15 They occupied a part of the department of the Allier. Moulins stands on the site of their chief town.
16 Sens, in the department of the Yonne, stands on the site of their chief town.
17 The chief town of the Aulerci Eburovices was on the site of the present Passy-sur-Eure, called by the inhabitants Old Evreux, in the department of the Eure.
18 They dwelt in the vicinity of the city of Le Mans, in the department of the Sarthe.
19 Meaux, in the department of the Seine et Marne, denotes the site of their principal town.
20 Paris, anciently Lutetia, denotes their locality.
21 The city of Troyes, in the department of the Aube, denotes their locality.
22 Their chief town stood on the site of Angers, in the department of the Maine et Loire.
23 D'Anville says that their chief town stood on the spot now known as Vieux, two leagues from Caen, in the department of Calvados.
24 The reading here is not improbably "Vadicasses." If so, they were a people situate at a great distance from the other tribes here mentioned by Pliny. They dwelt in the department De l'Oise, in the district formerly known as Valois, their chief town or city occupying the site of Vez, not far from Villers Cotterets.
25 D'Anville assigns to the Venelli, or Unelli, as some readings have it, the former district of Cotantin, now called the department of La Manche.
26 According to D'Anville, Corseuil, two leagues from Dinan, in the department of the Côtes du Nord, denotes the site of their chief town. Hardouin takes Quimper to mark the locality.
27 They are supposed by Ansart to have occupied that part of the department of La Mayenne where we find the village of Jublains, two leagues from the city of Mayenne.
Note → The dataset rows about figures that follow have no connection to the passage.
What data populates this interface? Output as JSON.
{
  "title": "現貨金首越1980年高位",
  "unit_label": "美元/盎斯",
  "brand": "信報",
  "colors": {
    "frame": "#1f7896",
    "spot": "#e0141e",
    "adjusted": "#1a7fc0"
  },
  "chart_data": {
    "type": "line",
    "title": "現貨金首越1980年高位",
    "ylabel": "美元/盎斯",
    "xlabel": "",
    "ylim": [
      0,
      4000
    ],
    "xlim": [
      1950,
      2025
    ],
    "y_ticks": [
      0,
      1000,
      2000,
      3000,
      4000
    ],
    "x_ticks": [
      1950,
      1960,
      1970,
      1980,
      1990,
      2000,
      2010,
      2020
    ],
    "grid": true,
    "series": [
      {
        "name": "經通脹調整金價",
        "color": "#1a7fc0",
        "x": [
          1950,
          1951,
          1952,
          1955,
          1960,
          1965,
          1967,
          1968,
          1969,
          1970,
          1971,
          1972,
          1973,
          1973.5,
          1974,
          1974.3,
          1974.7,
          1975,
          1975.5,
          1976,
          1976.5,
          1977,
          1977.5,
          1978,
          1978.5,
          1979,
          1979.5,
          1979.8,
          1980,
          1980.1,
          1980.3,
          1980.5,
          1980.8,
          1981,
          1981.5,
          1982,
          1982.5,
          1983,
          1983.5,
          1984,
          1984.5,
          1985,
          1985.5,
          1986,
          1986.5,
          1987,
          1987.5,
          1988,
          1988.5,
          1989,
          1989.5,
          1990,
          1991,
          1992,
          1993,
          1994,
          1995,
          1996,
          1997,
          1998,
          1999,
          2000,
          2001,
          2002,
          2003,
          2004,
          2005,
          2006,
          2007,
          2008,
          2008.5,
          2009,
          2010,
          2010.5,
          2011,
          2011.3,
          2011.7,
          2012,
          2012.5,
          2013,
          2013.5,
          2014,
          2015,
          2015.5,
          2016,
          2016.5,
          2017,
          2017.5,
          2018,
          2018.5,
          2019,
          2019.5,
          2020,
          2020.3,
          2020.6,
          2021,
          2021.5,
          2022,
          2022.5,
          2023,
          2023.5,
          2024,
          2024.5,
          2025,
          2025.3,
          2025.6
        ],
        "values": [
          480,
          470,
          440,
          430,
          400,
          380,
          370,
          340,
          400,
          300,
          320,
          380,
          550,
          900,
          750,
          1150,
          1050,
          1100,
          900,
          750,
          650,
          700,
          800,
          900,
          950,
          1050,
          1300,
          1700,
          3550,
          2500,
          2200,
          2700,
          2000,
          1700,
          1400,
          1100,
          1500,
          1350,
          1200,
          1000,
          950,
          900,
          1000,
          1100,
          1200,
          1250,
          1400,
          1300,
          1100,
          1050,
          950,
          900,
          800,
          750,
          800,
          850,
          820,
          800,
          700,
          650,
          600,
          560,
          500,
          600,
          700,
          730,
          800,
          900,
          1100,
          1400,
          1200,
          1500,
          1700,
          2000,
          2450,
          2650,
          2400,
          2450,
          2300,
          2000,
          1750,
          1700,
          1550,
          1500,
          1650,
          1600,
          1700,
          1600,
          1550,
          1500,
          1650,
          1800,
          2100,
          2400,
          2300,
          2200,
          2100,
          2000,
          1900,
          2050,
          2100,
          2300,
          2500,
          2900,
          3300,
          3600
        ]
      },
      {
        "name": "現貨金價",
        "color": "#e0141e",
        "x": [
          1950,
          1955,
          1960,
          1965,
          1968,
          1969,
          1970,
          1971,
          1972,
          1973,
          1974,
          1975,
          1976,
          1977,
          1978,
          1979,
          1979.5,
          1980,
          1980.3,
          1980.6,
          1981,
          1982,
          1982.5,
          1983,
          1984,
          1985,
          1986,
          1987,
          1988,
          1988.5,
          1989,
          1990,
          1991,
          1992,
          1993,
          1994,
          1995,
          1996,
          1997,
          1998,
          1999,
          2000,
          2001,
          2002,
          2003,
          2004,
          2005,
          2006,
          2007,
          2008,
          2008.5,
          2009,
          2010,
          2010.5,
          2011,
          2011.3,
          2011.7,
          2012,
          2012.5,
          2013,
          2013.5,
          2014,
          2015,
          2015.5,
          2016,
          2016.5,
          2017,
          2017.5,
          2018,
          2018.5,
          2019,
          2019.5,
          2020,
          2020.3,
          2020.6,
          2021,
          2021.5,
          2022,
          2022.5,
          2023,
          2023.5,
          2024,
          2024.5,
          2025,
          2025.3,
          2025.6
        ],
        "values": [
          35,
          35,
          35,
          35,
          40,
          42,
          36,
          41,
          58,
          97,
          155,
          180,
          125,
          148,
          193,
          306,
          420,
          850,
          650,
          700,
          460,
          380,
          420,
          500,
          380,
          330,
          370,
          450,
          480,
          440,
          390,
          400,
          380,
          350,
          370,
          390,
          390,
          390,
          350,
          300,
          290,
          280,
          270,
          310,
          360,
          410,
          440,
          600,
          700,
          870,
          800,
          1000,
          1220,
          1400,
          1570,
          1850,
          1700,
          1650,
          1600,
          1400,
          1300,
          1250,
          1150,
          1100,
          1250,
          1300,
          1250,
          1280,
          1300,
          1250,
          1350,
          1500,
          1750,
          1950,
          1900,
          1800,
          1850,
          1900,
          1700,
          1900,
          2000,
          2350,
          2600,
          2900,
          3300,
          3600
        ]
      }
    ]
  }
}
28 D'Anville assigns to them the greater part of the department of the Ile et Vilaine, and is of opinion that the city of Rennes occupies the site of Condate, their chief town.
29 Tours, in the department of the Indre et Loire, marks the site of their chief town.
30 They are supposed to have occupied a portion of the department of the Loire.
31 They probably occupied a part of the department of the Loire, as also of that of the Rhone. Their town, Forum Secusianorum, stood on the site of the present Feurs, in the department of the Loire.
32 The city of Lyons occupies the site of ancient Lugdunum. It is suggested by Hardouin, that the name Lugdunum is a corruption of "Lucudunum," a compound of the Latin word lucus, "a grove," and the Celtic dun, "a hill" or "mountain."